The year 2012 may not be the best year on record for the United States in general, but NASA is certainly on a role and it should be noted. For that matter, JAXA is doing pretty well and the Russian Soyuz program is back on track after many years of slump.
NASA is one organization that has not let up in its endeavors, and the incredible successes of the past twenty-odd missions makes me doubt that space pundits with have much clout in getting funding reduced, no matter how bad things get in other areas of economics.
NASA is on pins and needles today as the MSL, the Mars Science Laboratory mission is set to release its highly acclaimed lander, Curiosity within the next 16 hours of writing. The Martian landing of the most impressive, most expensive, largest and most technologically sophisticated robotic rover ever conceived is about to take place and a great many people, myself included, have the highest expectations. The fact is simple: the resounding successes of NASA’s previous missions has led to this monumental challenge. In turn, the success of MSL and Curiosity is the precursor to eventual human exploration of Mars. Its success is not guaranteed, but obviously required as a key step.

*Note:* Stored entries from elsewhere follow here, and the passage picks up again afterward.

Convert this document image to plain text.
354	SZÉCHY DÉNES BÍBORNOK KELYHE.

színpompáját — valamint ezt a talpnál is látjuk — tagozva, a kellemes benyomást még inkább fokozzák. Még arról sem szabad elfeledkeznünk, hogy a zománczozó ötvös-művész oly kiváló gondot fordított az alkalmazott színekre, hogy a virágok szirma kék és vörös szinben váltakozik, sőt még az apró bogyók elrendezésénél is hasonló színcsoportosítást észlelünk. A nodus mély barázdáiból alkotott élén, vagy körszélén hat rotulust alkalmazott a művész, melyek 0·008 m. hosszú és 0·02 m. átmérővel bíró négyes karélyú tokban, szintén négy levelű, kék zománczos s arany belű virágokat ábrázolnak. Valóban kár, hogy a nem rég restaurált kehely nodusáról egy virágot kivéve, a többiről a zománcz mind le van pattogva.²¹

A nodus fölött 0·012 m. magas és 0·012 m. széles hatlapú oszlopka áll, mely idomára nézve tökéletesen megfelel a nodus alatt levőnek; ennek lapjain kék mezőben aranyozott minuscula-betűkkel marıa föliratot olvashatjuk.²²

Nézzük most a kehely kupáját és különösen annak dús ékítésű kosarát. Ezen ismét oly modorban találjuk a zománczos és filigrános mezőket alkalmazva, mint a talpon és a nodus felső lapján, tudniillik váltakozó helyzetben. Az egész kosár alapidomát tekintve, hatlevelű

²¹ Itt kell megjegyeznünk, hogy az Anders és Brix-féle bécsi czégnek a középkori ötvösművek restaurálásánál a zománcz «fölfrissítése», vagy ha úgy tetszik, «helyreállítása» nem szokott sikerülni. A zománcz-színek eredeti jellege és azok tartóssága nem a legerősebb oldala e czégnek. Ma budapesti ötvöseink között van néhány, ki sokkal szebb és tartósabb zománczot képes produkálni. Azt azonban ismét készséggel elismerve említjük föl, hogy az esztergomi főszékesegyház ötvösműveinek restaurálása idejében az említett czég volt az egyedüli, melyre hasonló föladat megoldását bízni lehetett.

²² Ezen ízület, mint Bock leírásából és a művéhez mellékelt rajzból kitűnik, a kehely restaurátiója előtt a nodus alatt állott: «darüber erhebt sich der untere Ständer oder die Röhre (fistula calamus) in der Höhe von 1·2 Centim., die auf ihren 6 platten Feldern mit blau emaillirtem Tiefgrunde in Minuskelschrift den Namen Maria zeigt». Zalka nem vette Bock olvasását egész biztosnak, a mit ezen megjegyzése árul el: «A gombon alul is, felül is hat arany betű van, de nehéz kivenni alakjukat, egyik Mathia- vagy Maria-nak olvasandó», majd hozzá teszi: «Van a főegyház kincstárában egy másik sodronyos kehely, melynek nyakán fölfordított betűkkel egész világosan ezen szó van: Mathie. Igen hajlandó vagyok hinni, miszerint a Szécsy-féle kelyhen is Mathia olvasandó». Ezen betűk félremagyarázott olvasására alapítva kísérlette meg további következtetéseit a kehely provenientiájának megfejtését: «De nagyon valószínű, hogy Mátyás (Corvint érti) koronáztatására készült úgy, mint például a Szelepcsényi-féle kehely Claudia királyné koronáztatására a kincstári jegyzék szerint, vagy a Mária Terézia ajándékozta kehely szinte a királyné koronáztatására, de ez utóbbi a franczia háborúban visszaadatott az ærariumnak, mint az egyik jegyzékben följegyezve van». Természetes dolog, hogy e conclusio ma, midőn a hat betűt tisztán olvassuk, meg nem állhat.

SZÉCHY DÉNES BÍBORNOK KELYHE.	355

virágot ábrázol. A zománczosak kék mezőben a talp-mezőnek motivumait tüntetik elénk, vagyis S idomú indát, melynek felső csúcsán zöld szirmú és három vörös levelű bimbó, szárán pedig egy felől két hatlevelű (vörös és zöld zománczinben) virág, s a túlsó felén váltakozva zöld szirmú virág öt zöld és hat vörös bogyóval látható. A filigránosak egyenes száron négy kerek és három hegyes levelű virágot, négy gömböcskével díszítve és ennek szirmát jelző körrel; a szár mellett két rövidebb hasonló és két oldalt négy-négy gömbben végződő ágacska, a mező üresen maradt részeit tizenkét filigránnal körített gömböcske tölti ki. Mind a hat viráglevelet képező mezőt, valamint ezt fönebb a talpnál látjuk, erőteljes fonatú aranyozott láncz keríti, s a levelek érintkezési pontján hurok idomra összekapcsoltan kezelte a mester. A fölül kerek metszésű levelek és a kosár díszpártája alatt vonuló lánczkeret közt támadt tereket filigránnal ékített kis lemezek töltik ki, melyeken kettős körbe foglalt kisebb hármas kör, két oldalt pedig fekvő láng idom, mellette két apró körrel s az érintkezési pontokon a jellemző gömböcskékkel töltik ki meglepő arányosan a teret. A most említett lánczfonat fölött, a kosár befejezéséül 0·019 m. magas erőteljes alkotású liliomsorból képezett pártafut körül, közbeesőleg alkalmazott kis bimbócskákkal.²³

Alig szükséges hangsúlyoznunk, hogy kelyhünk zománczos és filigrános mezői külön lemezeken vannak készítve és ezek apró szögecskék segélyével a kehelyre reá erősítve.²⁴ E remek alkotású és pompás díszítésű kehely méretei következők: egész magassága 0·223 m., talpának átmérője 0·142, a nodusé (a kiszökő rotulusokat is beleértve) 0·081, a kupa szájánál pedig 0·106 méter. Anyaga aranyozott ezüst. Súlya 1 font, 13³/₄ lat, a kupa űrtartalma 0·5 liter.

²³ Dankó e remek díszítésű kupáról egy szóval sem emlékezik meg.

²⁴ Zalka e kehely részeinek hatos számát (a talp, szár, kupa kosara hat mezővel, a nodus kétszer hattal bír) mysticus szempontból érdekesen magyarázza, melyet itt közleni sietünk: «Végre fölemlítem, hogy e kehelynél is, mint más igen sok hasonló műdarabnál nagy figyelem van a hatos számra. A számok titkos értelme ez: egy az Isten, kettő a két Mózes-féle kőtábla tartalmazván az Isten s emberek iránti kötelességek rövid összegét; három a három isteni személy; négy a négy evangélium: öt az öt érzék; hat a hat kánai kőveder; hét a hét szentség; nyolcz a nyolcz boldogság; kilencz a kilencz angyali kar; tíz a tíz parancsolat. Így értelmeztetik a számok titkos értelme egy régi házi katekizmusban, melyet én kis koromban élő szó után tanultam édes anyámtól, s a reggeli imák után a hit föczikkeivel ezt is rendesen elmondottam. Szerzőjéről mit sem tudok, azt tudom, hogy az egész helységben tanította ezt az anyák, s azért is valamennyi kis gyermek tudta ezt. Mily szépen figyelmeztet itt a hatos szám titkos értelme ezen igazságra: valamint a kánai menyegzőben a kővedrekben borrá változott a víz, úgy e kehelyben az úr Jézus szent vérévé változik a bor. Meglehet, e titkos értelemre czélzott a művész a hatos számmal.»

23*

Other successful missions of note are Cassini-Huygens which has been orbiting Saturn for eight years and has had a successful landing on the giant moon Titan, Juno, which is in its ninth month on the way to exploring Jupiter and its Gallilean satellites, New Horizons, well into its fifth year on road to Pluto, Messenger which just completed its 1000th orbit of Mercury last June and provides more info about our innermost planet than ever before, and the LRO, the Lunar Reconnaissance Orbiter which has empirically identified all of the Apollo landing sites.